Enos showed some pistol formations and "30" personnel using a little zone read. This could be something used exclusively in red zone situations.

Will the short yardage run game be better? Probably not, but Enos will be more creative and was more of a gambler as a HC and play caller, which might lead to a better red zone scoring percentage. Arkansas only converted 78% of their red zone attempts in 2014, which was 93rd in the FBS. A marginal improvement in this area will gain a lot of ground.

On the road vs. a traditional rival late in the season, what does Enos put together? Does his offense come out with a steady game plan prepared for what the other team might throw at them? The end of the Bahamas Bowl after coming back from 35 points down shows that his teams will not quit and that they have a plan in place for every scenario. Against Northern Illinois and Eastern Michigan his offenses came out firing and performed as drawn up. Losing a star RB during the season and a star WR were not season-ending scenarios. His game plan was modified and other players stepped into bigger roles.

The Northern Illinois game this past season ended the Huskies' long home winning streak and was possibly the best-called game for his offense. Does his offense execute methodically in whatever conditions and circumstances are thrown at them? Yes.

Racking up over 500 yards of total offense and 280 yards rushing is the exact blueprint that this Arkansas offense has developed. Collins and Williams will be hard to stop in a game plan executed to that level.

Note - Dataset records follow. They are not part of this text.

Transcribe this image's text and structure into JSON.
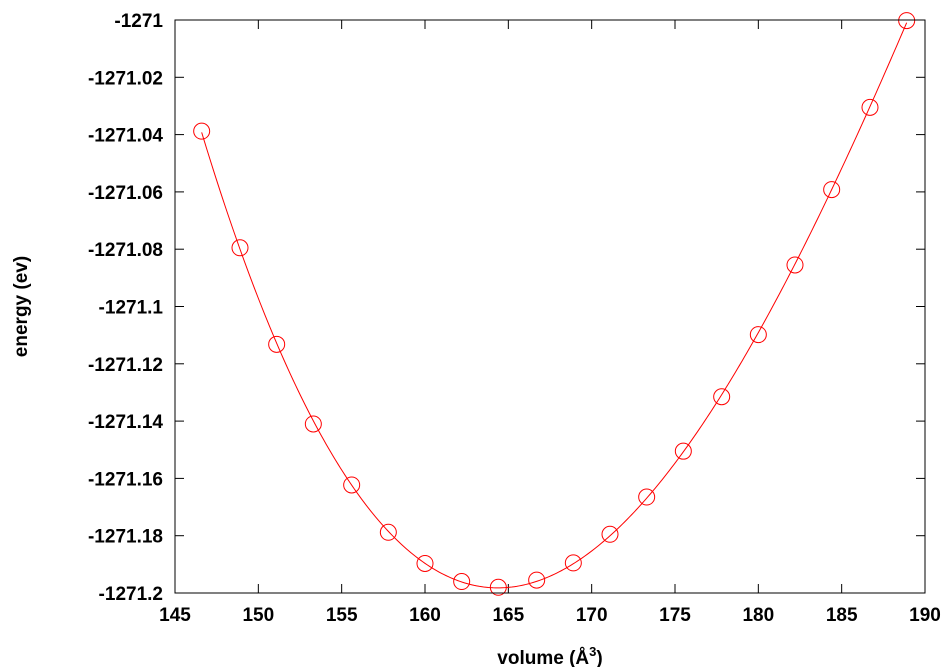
{
  "chart_data": {
    "type": "scatter",
    "xlabel": "volume (Å",
    "xlabel_sup": "3",
    "xlabel_close": ")",
    "ylabel": "energy (ev)",
    "xlim": [
      145,
      190
    ],
    "ylim": [
      -1271.2,
      -1271.0
    ],
    "x_ticks": [
      {
        "value": 145,
        "label": "145"
      },
      {
        "value": 150,
        "label": "150"
      },
      {
        "value": 155,
        "label": "155"
      },
      {
        "value": 160,
        "label": "160"
      },
      {
        "value": 165,
        "label": "165"
      },
      {
        "value": 170,
        "label": "170"
      },
      {
        "value": 175,
        "label": "175"
      },
      {
        "value": 180,
        "label": "180"
      },
      {
        "value": 185,
        "label": "185"
      },
      {
        "value": 190,
        "label": "190"
      }
    ],
    "y_ticks": [
      {
        "value": -1271.0,
        "label": "-1271"
      },
      {
        "value": -1271.02,
        "label": "-1271.02"
      },
      {
        "value": -1271.04,
        "label": "-1271.04"
      },
      {
        "value": -1271.06,
        "label": "-1271.06"
      },
      {
        "value": -1271.08,
        "label": "-1271.08"
      },
      {
        "value": -1271.1,
        "label": "-1271.1"
      },
      {
        "value": -1271.12,
        "label": "-1271.12"
      },
      {
        "value": -1271.14,
        "label": "-1271.14"
      },
      {
        "value": -1271.16,
        "label": "-1271.16"
      },
      {
        "value": -1271.18,
        "label": "-1271.18"
      },
      {
        "value": -1271.2,
        "label": "-1271.2"
      }
    ],
    "grid": false,
    "color": "#ff0000",
    "series": [
      {
        "marker": "open-circle",
        "x": [
          146.6,
          148.9,
          151.1,
          153.3,
          155.6,
          157.8,
          160.0,
          162.2,
          164.4,
          166.7,
          168.9,
          171.1,
          173.3,
          175.5,
          177.8,
          180.0,
          182.2,
          184.4,
          186.7,
          188.9
        ],
        "y": [
          -1271.0388,
          -1271.0795,
          -1271.1132,
          -1271.141,
          -1271.1623,
          -1271.1788,
          -1271.1897,
          -1271.196,
          -1271.198,
          -1271.1955,
          -1271.1895,
          -1271.1795,
          -1271.1665,
          -1271.1505,
          -1271.1315,
          -1271.1098,
          -1271.0855,
          -1271.0592,
          -1271.0305,
          -1271.0002
        ]
      },
      {
        "marker": "line",
        "fit": "smooth curve through points",
        "x": [
          146.6,
          148.9,
          151.1,
          153.3,
          155.6,
          157.8,
          160.0,
          162.2,
          164.4,
          166.7,
          168.9,
          171.1,
          173.3,
          175.5,
          177.8,
          180.0,
          182.2,
          184.4,
          186.7,
          188.9
        ],
        "y": [
          -1271.0388,
          -1271.0795,
          -1271.1132,
          -1271.141,
          -1271.1623,
          -1271.1788,
          -1271.1897,
          -1271.196,
          -1271.198,
          -1271.1955,
          -1271.1895,
          -1271.1795,
          -1271.1665,
          -1271.1505,
          -1271.1315,
          -1271.1098,
          -1271.0855,
          -1271.0592,
          -1271.0305,
          -1271.0002
        ]
      }
    ]
  }
}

Will Enos be the spark that puts the offensive side of the ball in balance with the play of the defense in 2015? There is not a blaring need for such a drastic change as we witnessed with Robb Smith, and I think something like that would be in the unreasonable expectations category. There will be speed bumps in the learning curve for a coordinator that was calling plays in the MAC a season ago. The overall fit is more solid and the pieces are there to plug into his system. A big chunk passing game and consistent attack on the ground are his foundations and match the personnel the Razorbacks have brought in.

Year three of the Bielema era, here we go!